The issue of removal and placement of children in alternative forms of care , especially residential facilities is well explored in a classic book by Anna Freud and others, Beyond the Best Interests of the Child  (the Free Press NY 1973 ) - note the year!, ...and the issues of removal and placement still persist. 

Four placement considerations expressed in this classic work are worth mentioning.
1. Removal and placement is a Moral Issue--it is an ethical decision. Is it ethically right? This means, equally, that an admission decision is an ethical decision.
2. Removal and placement decisions are based on the "least detrimental alternative".  I quote "Placement should provide the least detrimental available alternative for safeguarding the child's growth and development"   In South Africa we use the term "least restrictive, most empowering". 
3.Residential placement is a Last Resort. It  only morally defensible she says, in instances when the child faces "irrevocable harm" 
The concept or criterion of "irrevocable harm" applies only when NO other form of intervention would prevent PERMANENT damage to the child's psyche. 
4. Lastly, there must be advocacy available for the child's own view on removal, placement.and program. Adults view of ethical placement, she says, frequently differs from that of a child.  Such an advocate for the child must be a person who can express, for the child, its understanding, perceptions needs and decisions. 

There was this whisper of residential services admitting children and young people in order to maintain its numbers. If subsidisation is based on a "heads on beds" calculation, it can be enticing to keep the numbers up no matter what. - enticing to entertain placements and prolong stays.

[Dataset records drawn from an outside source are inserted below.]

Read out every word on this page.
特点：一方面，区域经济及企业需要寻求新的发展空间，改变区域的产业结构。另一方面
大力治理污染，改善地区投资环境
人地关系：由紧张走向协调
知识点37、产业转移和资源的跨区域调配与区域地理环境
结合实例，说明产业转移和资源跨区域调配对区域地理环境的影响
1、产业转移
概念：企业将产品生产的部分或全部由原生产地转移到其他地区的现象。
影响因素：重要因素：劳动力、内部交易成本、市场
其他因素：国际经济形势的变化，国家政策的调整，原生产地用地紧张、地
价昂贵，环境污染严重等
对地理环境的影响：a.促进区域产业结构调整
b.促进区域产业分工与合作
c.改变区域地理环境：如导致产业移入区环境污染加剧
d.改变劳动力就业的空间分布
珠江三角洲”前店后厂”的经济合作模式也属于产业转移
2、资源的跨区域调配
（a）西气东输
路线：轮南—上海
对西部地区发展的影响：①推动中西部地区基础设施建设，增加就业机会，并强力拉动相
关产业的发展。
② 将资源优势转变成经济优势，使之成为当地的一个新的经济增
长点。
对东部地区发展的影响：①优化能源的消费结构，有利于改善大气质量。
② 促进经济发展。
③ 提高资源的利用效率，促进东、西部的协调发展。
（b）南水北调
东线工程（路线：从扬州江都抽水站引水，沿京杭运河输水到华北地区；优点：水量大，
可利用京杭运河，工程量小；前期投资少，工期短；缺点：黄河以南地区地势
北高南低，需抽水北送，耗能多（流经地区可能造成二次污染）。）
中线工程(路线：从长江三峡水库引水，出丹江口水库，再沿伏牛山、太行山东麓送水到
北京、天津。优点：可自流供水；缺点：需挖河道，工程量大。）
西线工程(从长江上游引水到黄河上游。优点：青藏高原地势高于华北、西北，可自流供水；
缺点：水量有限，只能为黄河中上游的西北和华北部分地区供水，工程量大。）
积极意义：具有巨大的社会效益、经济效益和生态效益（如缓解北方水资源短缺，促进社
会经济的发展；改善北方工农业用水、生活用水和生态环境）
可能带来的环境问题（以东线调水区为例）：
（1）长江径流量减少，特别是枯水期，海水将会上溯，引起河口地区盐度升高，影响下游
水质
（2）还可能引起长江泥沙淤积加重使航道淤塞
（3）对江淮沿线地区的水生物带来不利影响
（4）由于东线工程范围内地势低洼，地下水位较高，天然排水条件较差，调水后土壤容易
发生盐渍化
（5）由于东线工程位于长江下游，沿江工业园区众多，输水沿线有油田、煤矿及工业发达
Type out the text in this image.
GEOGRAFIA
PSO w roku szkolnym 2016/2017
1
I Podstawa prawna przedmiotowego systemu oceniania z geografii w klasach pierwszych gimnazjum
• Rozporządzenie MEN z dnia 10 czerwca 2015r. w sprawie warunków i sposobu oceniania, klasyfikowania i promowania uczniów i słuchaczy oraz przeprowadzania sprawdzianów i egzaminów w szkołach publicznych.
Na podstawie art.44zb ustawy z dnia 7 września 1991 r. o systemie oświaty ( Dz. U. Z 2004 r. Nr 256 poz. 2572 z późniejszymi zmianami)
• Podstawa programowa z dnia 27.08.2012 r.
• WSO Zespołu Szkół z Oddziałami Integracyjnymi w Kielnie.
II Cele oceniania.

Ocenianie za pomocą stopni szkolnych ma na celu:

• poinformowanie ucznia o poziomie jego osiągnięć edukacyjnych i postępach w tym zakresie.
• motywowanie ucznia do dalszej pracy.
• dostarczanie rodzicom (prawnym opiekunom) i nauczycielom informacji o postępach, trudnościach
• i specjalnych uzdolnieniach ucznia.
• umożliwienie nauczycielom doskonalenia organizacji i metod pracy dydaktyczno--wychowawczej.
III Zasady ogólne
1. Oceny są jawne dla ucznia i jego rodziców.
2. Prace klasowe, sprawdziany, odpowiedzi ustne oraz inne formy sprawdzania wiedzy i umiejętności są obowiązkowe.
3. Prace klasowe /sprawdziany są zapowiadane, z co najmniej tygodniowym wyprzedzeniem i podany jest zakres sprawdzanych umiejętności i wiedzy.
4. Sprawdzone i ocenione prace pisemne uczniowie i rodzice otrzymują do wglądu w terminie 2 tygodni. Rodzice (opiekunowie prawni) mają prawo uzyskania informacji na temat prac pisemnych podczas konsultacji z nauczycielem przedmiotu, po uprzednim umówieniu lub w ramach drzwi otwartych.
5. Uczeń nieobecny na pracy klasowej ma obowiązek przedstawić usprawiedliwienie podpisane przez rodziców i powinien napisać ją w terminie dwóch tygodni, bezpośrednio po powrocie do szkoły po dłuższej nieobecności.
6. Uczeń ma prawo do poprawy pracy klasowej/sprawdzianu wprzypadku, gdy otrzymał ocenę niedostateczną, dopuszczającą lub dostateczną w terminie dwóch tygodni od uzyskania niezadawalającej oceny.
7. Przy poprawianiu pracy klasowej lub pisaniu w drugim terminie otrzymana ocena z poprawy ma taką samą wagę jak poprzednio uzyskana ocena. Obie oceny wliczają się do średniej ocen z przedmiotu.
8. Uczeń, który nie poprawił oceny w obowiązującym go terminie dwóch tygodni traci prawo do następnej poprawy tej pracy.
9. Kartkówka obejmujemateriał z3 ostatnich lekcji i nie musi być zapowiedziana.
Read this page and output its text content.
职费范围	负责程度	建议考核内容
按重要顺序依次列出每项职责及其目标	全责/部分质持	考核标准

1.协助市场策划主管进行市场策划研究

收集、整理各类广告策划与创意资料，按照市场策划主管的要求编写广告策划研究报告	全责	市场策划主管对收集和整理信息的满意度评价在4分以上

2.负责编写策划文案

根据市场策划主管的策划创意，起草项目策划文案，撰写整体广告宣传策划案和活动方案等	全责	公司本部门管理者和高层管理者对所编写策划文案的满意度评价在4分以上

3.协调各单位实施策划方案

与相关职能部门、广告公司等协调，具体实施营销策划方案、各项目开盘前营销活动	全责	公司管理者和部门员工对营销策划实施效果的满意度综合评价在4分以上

The final whisper shouted that a "one size fits all" system and program was not meeting the needs of inappropriately placed children.

It has been my experience that admission criteria in some residential facilities have either not been established in policy, or is given to the facility from "above". This inevitably leads to inappropriate placements. On arrival in my second appointment in a residential care facility, I inherited a very simple admission policy. It had no criteria for admission at all. The policy was: " We don't refuse any boy " Well that certainly kept "heads on beds" but couldn't be defended ethically. sounded good, especially from the church perspective. It meant that the young person had to fit the program, rather than the program fitting the child.

This is what the whisper was shouting. Whats the point of having an Individual Development Program (IDP) if the system is not based on the individual..? The motions are gone through as required but the practice in the life-space, on the ground, doesn't always match the intention 

I always thought that the "hot house" for the growing of child and youth care practice was to be found in the residential facility. I thought that as the Grand Prix leads the way for the improvement of passenger cars, so residential care leads the way for child and youth care in any setting, especially community- based care. Isibindi as a model, has proved me wrong. We have a lot to learn from this now nationally and internationally accredited model of professional child and youth care .

It is time, I think, that we start again to rethink residential care and grow a South African indigenous model of best practice  for residential settings . One that can be rolled out, adapted as contexts require, and provide high quality developmental treatment to children and young people who would otherwise experience irrevocable harm,

Let the whisper become a shout for excellence in South African residential care.